Property fintech Lendinvest has issued a profit warning for its 2024 financial year after an accounting error related to a £5m securitisation deal.
The firm, which operates an online marketplace for property finance, said on Monday that the market should now “reduce expectations” for its 2024 net operating income and pretax profit by disregarding a previously expected net gain of £12.1m from the deal.
As of April, Lendinvest’s company-compiled consensus forecast a net operating income of £36m and pretax loss of £15.9m for the financial year ending on 31 March 2024.

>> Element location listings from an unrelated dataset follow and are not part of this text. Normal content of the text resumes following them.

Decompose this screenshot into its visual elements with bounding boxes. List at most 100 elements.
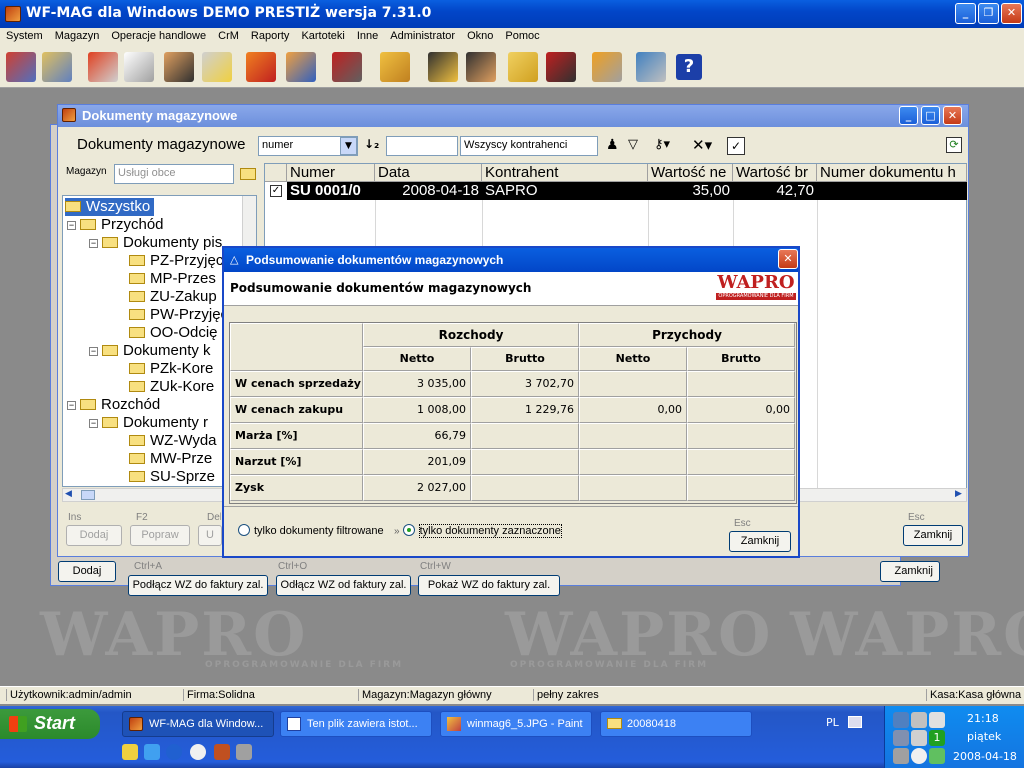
chart-icon[interactable]: [380, 52, 410, 82]
tree-item[interactable]: − Przychód: [67, 216, 164, 234]
caps-icon[interactable]: [911, 730, 927, 746]
select-column-header[interactable]: [265, 164, 287, 182]
checkbox-toggle-icon[interactable]: ✓: [727, 137, 745, 155]
tree-item[interactable]: ZU-Zakup: [129, 288, 217, 306]
tree-item[interactable]: MW-Prze: [129, 450, 212, 468]
invoice-icon[interactable]: [124, 52, 154, 82]
quicklaunch-icon[interactable]: [236, 744, 252, 760]
dialog-close-action-button[interactable]: Zamknij: [729, 531, 791, 552]
collapse-icon[interactable]: −: [89, 239, 98, 248]
numlock-icon[interactable]: 1: [929, 730, 945, 746]
filter-icon[interactable]: ▽: [628, 137, 638, 152]
cell-kontrahent[interactable]: SAPRO: [482, 182, 648, 200]
scroll-right-icon[interactable]: ▶: [955, 489, 962, 499]
warehouse-icon[interactable]: [246, 52, 276, 82]
column-header-kontrahent[interactable]: Kontrahent: [482, 164, 648, 182]
taskbar-item[interactable]: winmag6_5.JPG - Paint: [440, 711, 592, 737]
magazyn-field[interactable]: Usługi obce: [114, 164, 234, 184]
contacts-icon[interactable]: [164, 52, 194, 82]
doc-maximize-button[interactable]: □: [921, 106, 940, 125]
row-checkbox[interactable]: ✓: [270, 185, 282, 197]
transfer-icon[interactable]: [546, 52, 576, 82]
column-header-brutto[interactable]: Wartość br: [733, 164, 817, 182]
menu-magazyn[interactable]: Magazyn: [49, 28, 106, 42]
tree-item[interactable]: SU-Sprze: [129, 468, 215, 486]
tray-icon[interactable]: [911, 712, 927, 728]
menu-kartoteki[interactable]: Kartoteki: [295, 28, 350, 42]
app-icon[interactable]: [5, 6, 21, 22]
notes-icon[interactable]: [202, 52, 232, 82]
cell-data[interactable]: 2008-04-18: [375, 182, 482, 200]
cell-numer[interactable]: SU 0001/0: [287, 182, 375, 200]
user-lock-icon[interactable]: [428, 52, 458, 82]
menu-inne[interactable]: Inne: [351, 28, 384, 42]
doc-close-button[interactable]: ✕: [943, 106, 962, 125]
cell-netto[interactable]: 35,00: [648, 182, 733, 200]
odlacz-wz-button[interactable]: Odłącz WZ od faktury zal.: [276, 575, 411, 596]
column-header-data[interactable]: Data: [375, 164, 482, 182]
media-icon[interactable]: [190, 744, 206, 760]
column-header-numer[interactable]: Numer: [287, 164, 375, 182]
tree-item[interactable]: PZ-Przyjęcie: [129, 252, 235, 270]
person-filter-icon[interactable]: ♟: [606, 137, 619, 153]
start-button[interactable]: Start: [0, 709, 100, 739]
tree-item[interactable]: Wszystko: [65, 198, 155, 216]
taskbar-item[interactable]: WF-MAG dla Window...: [122, 711, 274, 737]
tree-item[interactable]: OO-Odcię: [129, 324, 218, 342]
menu-operacje[interactable]: Operacje handlowe: [105, 28, 212, 42]
clear-filter-icon[interactable]: ✕▾: [692, 136, 712, 154]
help-icon[interactable]: ?: [676, 54, 702, 80]
menu-pomoc[interactable]: Pomoc: [499, 28, 545, 42]
menu-crm[interactable]: CrM: [212, 28, 245, 42]
documents-icon[interactable]: [6, 52, 36, 82]
folder-icon[interactable]: [240, 168, 256, 180]
tray-icon[interactable]: [893, 730, 909, 746]
refresh-icon[interactable]: ⟳: [946, 137, 962, 153]
edit-button[interactable]: Popraw: [130, 525, 190, 546]
language-indicator[interactable]: PL: [826, 716, 839, 729]
chevron-down-icon[interactable]: ▼: [340, 137, 357, 155]
keyboard-icon[interactable]: [848, 716, 862, 728]
tree-item[interactable]: − Dokumenty r: [89, 414, 208, 432]
cell-numer-dok[interactable]: [817, 182, 967, 200]
close-button[interactable]: ✕: [1001, 3, 1022, 24]
computer-icon[interactable]: [636, 52, 666, 82]
taskbar-item[interactable]: Ten plik zawiera istot...: [280, 711, 432, 737]
menu-raporty[interactable]: Raporty: [245, 28, 296, 42]
edit-icon[interactable]: [42, 52, 72, 82]
menu-okno[interactable]: Okno: [461, 28, 499, 42]
quicklaunch-icon[interactable]: [122, 744, 138, 760]
tree-item[interactable]: PZk-Kore: [129, 360, 213, 378]
tree-item[interactable]: MP-Przes: [129, 270, 216, 288]
back-close-button[interactable]: Zamknij: [880, 561, 940, 582]
tray-icon[interactable]: [929, 712, 945, 728]
minimize-button[interactable]: _: [955, 3, 976, 24]
tree-item[interactable]: − Dokumenty pis: [89, 234, 222, 252]
import-icon[interactable]: [88, 52, 118, 82]
calculator-icon[interactable]: [332, 52, 362, 82]
scroll-thumb[interactable]: [81, 490, 95, 500]
menu-system[interactable]: System: [0, 28, 49, 42]
app-title-bar[interactable]: WF-MAG dla Windows DEMO PRESTIŻ wersja 7…: [0, 0, 1024, 28]
doc-close-action-button[interactable]: Zamknij: [903, 525, 963, 546]
column-header-netto[interactable]: Wartość ne: [648, 164, 733, 182]
key-filter-icon[interactable]: ⚷▾: [654, 137, 670, 152]
summary-dialog-titlebar[interactable]: Podsumowanie dokumentów magazynowych: [224, 248, 798, 272]
pokaz-wz-button[interactable]: Pokaż WZ do faktury zal.: [418, 575, 560, 596]
sort-az-icon[interactable]: ↓₂: [364, 137, 379, 151]
dialog-close-button[interactable]: ✕: [778, 249, 798, 269]
tray-icon[interactable]: [929, 748, 945, 764]
download-icon[interactable]: [592, 52, 622, 82]
tree-item[interactable]: WZ-Wyda: [129, 432, 217, 450]
tree-item[interactable]: − Dokumenty k: [89, 342, 211, 360]
collapse-icon[interactable]: −: [89, 419, 98, 428]
tree-item[interactable]: − Rozchód: [67, 396, 160, 414]
quicklaunch-icon[interactable]: [214, 744, 230, 760]
tray-icon[interactable]: [893, 712, 909, 728]
collapse-icon[interactable]: −: [67, 221, 76, 230]
wfmag-icon[interactable]: [508, 52, 538, 82]
column-header-numer-dok[interactable]: Numer dokumentu h: [817, 164, 967, 182]
contractor-filter[interactable]: Wszyscy kontrahenci: [460, 136, 598, 156]
add-button[interactable]: Dodaj: [66, 525, 122, 546]
search-input[interactable]: [386, 136, 458, 156]
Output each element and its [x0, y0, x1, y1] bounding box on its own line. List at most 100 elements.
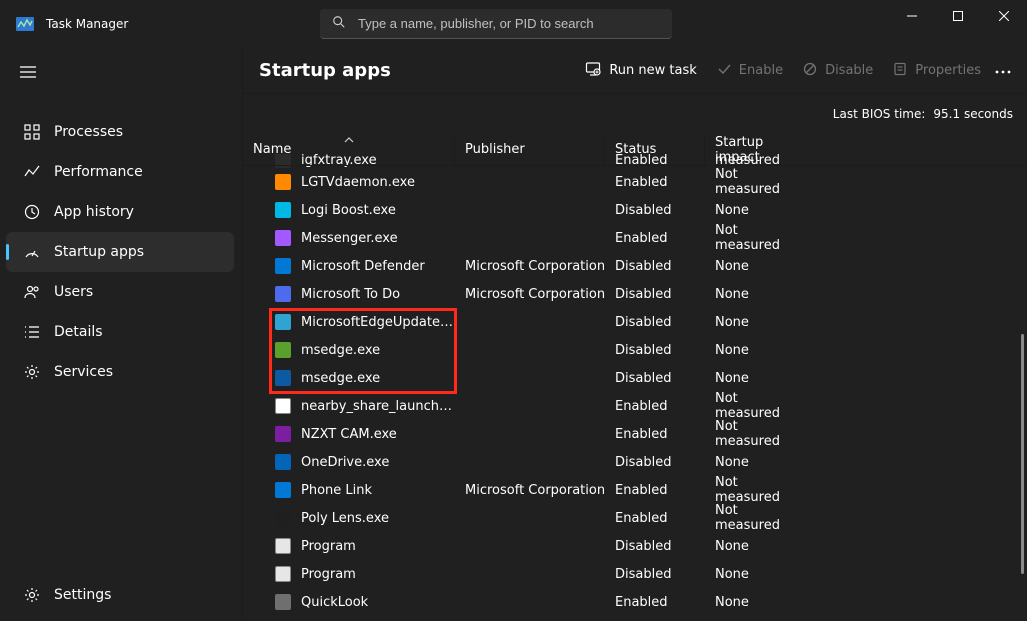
row-status: Disabled [605, 287, 705, 302]
sidebar-item-users[interactable]: Users [6, 272, 234, 312]
row-impact: None [705, 595, 800, 610]
sidebar-item-app-history[interactable]: App history [6, 192, 234, 232]
sidebar-item-startup-apps[interactable]: Startup apps [6, 232, 234, 272]
sidebar-item-details[interactable]: Details [6, 312, 234, 352]
row-impact: None [705, 287, 800, 302]
app-row-icon [275, 202, 291, 218]
search-box[interactable] [320, 9, 672, 39]
gear-icon [24, 364, 40, 380]
row-status: Enabled [605, 231, 705, 246]
row-status: Enabled [605, 399, 705, 414]
row-status: Disabled [605, 343, 705, 358]
check-icon [717, 62, 731, 80]
table-row[interactable]: msedge.exeDisabledNone [243, 364, 1027, 392]
row-publisher: Microsoft Corporation [455, 287, 605, 302]
sidebar-item-processes[interactable]: Processes [6, 112, 234, 152]
sidebar-item-label: Startup apps [54, 244, 144, 260]
sidebar-item-label: Settings [54, 587, 111, 603]
row-name: Logi Boost.exe [301, 203, 396, 218]
row-name: Microsoft To Do [301, 287, 400, 302]
row-status: Enabled [605, 595, 705, 610]
row-impact: None [705, 315, 800, 330]
sidebar-item-settings[interactable]: Settings [6, 575, 234, 615]
titlebar: Task Manager [0, 0, 1027, 48]
table-row[interactable]: OneDrive.exe DisabledNone [243, 448, 1027, 476]
row-name: Phone Link [301, 483, 372, 498]
column-header-impact[interactable]: Startup impact [705, 134, 800, 165]
row-status: Disabled [605, 455, 705, 470]
page-title: Startup apps [259, 60, 575, 81]
grid-icon [24, 124, 40, 140]
enable-button: Enable [707, 56, 793, 86]
maximize-button[interactable] [935, 0, 981, 32]
table-row[interactable]: MicrosoftEdgeUpdateCore...DisabledNone [243, 308, 1027, 336]
row-impact: Not measured [705, 503, 800, 533]
run-new-task-button[interactable]: Run new task [575, 55, 706, 87]
nav-toggle-button[interactable] [8, 54, 48, 90]
app-row-icon [275, 174, 291, 190]
row-status: Disabled [605, 315, 705, 330]
row-status: Enabled [605, 175, 705, 190]
row-status: Disabled [605, 567, 705, 582]
app-row-icon [275, 398, 291, 414]
row-impact: None [705, 371, 800, 386]
table-row[interactable]: msedge.exeDisabledNone [243, 336, 1027, 364]
row-name: QuickLook [301, 595, 368, 610]
row-impact: Not measured [705, 223, 800, 253]
app-row-icon [275, 370, 291, 386]
row-impact: Not measured [705, 475, 800, 505]
gauge-icon [24, 244, 40, 260]
ellipsis-icon [995, 63, 1011, 78]
disable-button: Disable [793, 56, 883, 86]
row-impact: None [705, 259, 800, 274]
row-impact: Not measured [705, 419, 800, 449]
sort-ascending-icon [344, 134, 354, 147]
sidebar-item-label: Performance [54, 164, 143, 180]
users-icon [24, 284, 40, 300]
minimize-button[interactable] [889, 0, 935, 32]
row-name: Poly Lens.exe [301, 511, 389, 526]
more-button[interactable] [991, 57, 1015, 84]
table-row[interactable]: Microsoft DefenderMicrosoft CorporationD… [243, 252, 1027, 280]
table-row[interactable]: NZXT CAM.exeEnabledNot measured [243, 420, 1027, 448]
row-impact: Not measured [705, 167, 800, 197]
app-row-icon [275, 566, 291, 582]
bios-time-value: 95.1 seconds [933, 107, 1013, 121]
history-icon [24, 204, 40, 220]
app-icon [16, 17, 34, 31]
close-button[interactable] [981, 0, 1027, 32]
row-impact: None [705, 455, 800, 470]
row-name: Microsoft Defender [301, 259, 425, 274]
app-row-icon [275, 454, 291, 470]
table-row[interactable]: Messenger.exeEnabledNot measured [243, 224, 1027, 252]
table-row[interactable]: ProgramDisabledNone [243, 560, 1027, 588]
table-row[interactable]: ProgramDisabledNone [243, 532, 1027, 560]
row-name: OneDrive.exe [301, 455, 389, 470]
row-status: Disabled [605, 371, 705, 386]
table-row[interactable]: LGTVdaemon.exe EnabledNot measured [243, 168, 1027, 196]
table-row[interactable]: nearby_share_launcher.exeEnabledNot meas… [243, 392, 1027, 420]
column-header-status[interactable]: Status [605, 134, 705, 165]
row-name: NZXT CAM.exe [301, 427, 397, 442]
sidebar-item-services[interactable]: Services [6, 352, 234, 392]
table-row[interactable]: Microsoft To Do Microsoft CorporationDisa… [243, 280, 1027, 308]
row-name: LGTVdaemon.exe [301, 175, 415, 190]
table-row[interactable]: Poly Lens.exeEnabledNot measured [243, 504, 1027, 532]
table-row[interactable]: QuickLook EnabledNone [243, 588, 1027, 616]
table-row[interactable]: Phone LinkMicrosoft CorporationEnabledNo… [243, 476, 1027, 504]
table-row[interactable]: Logi Boost.exeDisabledNone [243, 196, 1027, 224]
sidebar-item-performance[interactable]: Performance [6, 152, 234, 192]
column-header-publisher[interactable]: Publisher [455, 134, 605, 165]
app-row-icon [275, 342, 291, 358]
column-header-name[interactable]: Name [243, 134, 455, 165]
properties-button: Properties [883, 56, 991, 86]
disable-icon [803, 62, 817, 80]
row-name: Program [301, 567, 356, 582]
search-icon [332, 15, 346, 33]
list-icon [24, 324, 40, 340]
performance-icon [24, 164, 40, 180]
search-input[interactable] [358, 16, 660, 31]
app-row-icon [275, 482, 291, 498]
app-row-icon [275, 314, 291, 330]
vertical-scrollbar[interactable] [1021, 334, 1024, 574]
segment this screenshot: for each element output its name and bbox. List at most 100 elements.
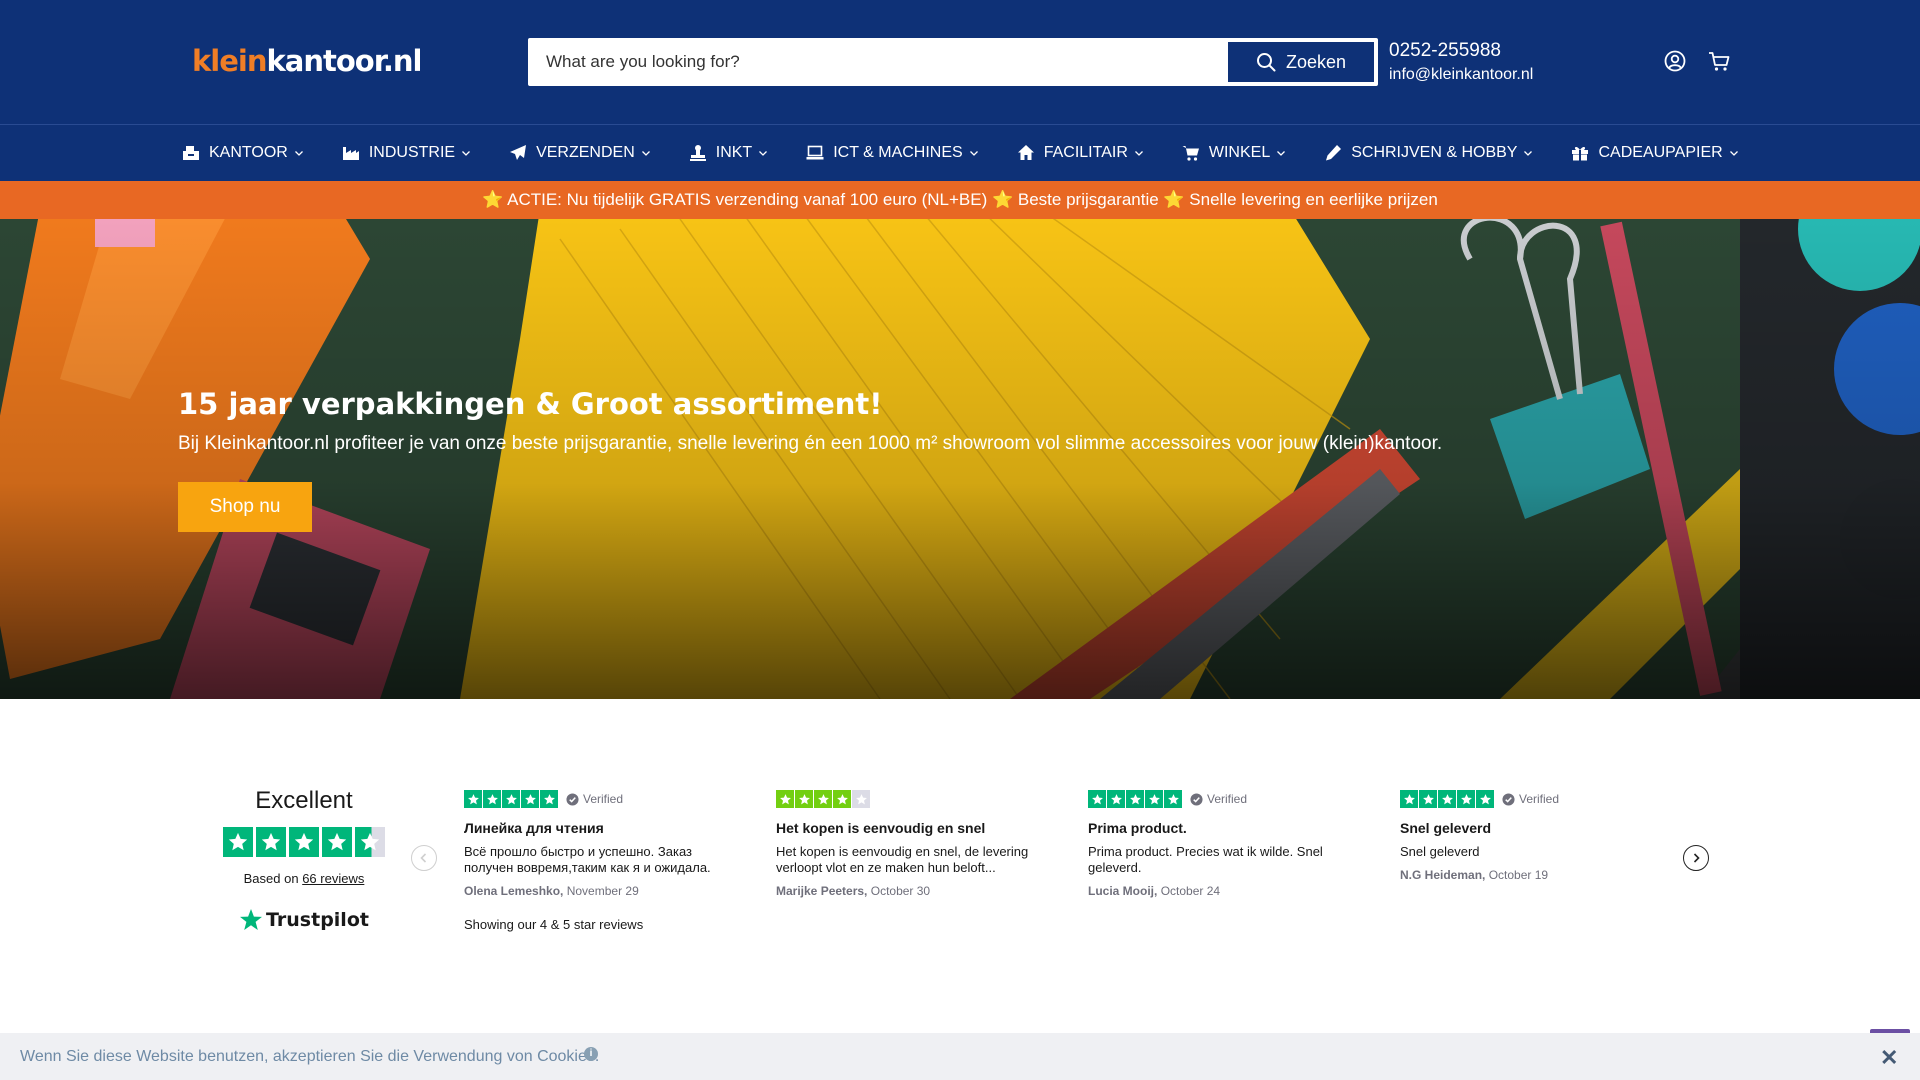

The firm had announced the expected gain in January following the £5m sale of its residual economic interest in Mortimer BTL 2023-1, which comprised £410m worth of UK buy-to-let mortgages. It completed the securitisation last year, marking its fifth and largest transaction.
However, Lendinvest said on Monday that it had identified an “isolated issue with the accounting advice concerning the sale” and had revised its recognition calculation.
It added that the issue related to “swap and hedge accounting assumptions that include mark-to-market adjustments and fair value hedge accounting applied as part of the derecognition calculation”.
Lendinvest said the latest adjustments had no impact on its current cash position. The firm continues to expect to return to profitability in its 2025 financial year.
Increased competition among mortgage lenders saw the AIM-listed firm swing to a loss of £15.1m in the six months to the end of September and forced it to cut more than a quarter of its staff.
However, in April Lendinvest cited “rising confidence in the UK property market”, largely due to expectations for easing inflation, lower borrowing costs and falling swap rates, which influence mortgage pricing.